Но денег ему не дали, и он остался в лесу лежать.
— Ляжать буду! — заявил он угрюмо и лег на спину, чтобы виднее с неба было, что он именно лежит и ничего не делает. И как над ним ни смеялись, как ни ругал его матрос, — он замкнулся в презрительное молчание и лежал истово, с ненавистью, с тоскою, с бунтом. Мужицки веруя в труд, он в этом состоянии нарочитого безделья самому себе казался ужасным, невероятным, более грешным и бунтующим, чем если бы каждый день резал по человеку или жег по экономии: резать — все-таки труд.

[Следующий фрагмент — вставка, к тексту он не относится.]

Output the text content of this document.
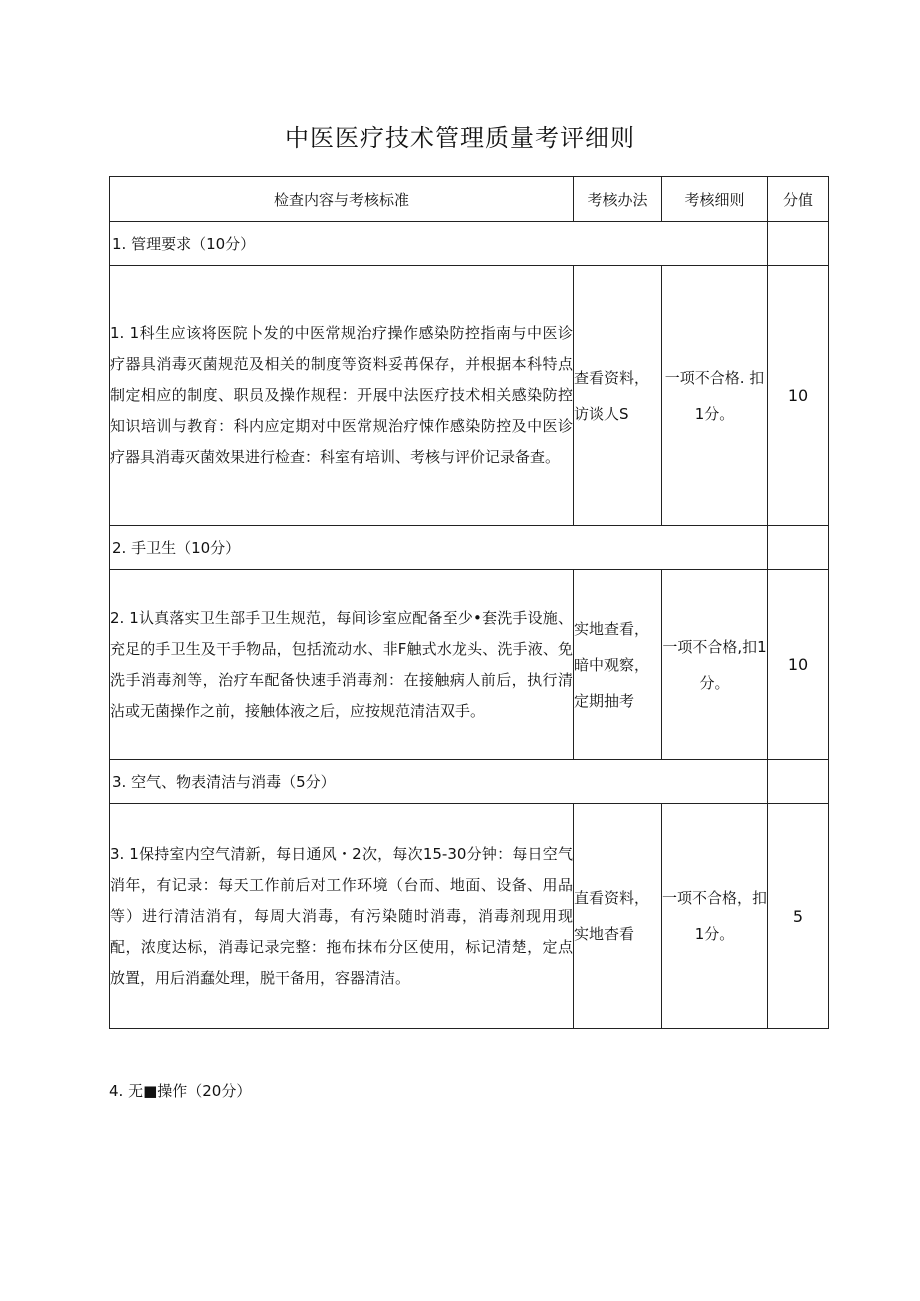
中医医疗技术管理质量考评细则
检查内容与考核标准	考核办法	考核细则	分值
1. 管理要求（10分）			
1. 1科生应该将医院卜发的中医常规治疗操作感染防控指南与中医诊疗器具消毒灭菌规范及相关的制度等资料妥苒保存，并根据本科特点制定相应的制度、职员及操作规程：开展中法医疗技术相关感染防控知识培训与教育：科内应定期对中医常规治疗悚作感染防控及中医诊疗器具消毒灭菌效果进行检查：科室有培训、考核与评价记录备查。	查看资料，访谈人S	一项不合格. 扣1分。	10
2. 手卫生（10分）			
2. 1认真落实卫生部手卫生规范，每间诊室应配备至少•套洗手设施、充足的手卫生及干手物品，包括流动水、非F触式水龙头、洗手液、免洗手消毒剂等，治疗车配备快速手消毒剂：在接触病人前后，执行清沾或无菌操作之前，接触体液之后，应按规范清洁双手。	实地查看，暗中观察，定期抽考	一项不合格,扣1分。	10
3. 空气、物表清洁与消毒（5分）			
3. 1保持室内空气清新，每日通风・2次，每次15-30分钟：每日空气消年，有记录：每天工作前后对工作环境（台而、地面、设备、用品等）进行清洁消有，每周大消毒，有污染随时消毒，消毒剂现用现配，浓度达标，消毒记录完整：拖布抹布分区使用，标记清楚，定点放置，用后消蠢处理，脱干备用，容器清洁。	直看资料，实地杳看	一项不合格，扣1分。	5
4. 无■操作（20分）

Этого не понимал Колесников и ругательски ругался:
— Иди землянку копать, черт!
Снизу вверх пренебрежительно, даже без досады смотрел Еремей и кратко отвечал:
— Не пойду.
— Да для народа же, чучело, сам же под крышу лезешь, как дождь идет. Иди, того-этого.
— А… мне на твой народ.
— Ну и не пущу под крышу!
— Брешешь, Василь, пустишь.
Даже не улыбается, а говорит себе просто и с легким сожалением, нехотя беседует. Так и остался лежать, а в дождь забирался под крышу и иронически ухмылялся, — совсем рехнулся мужик.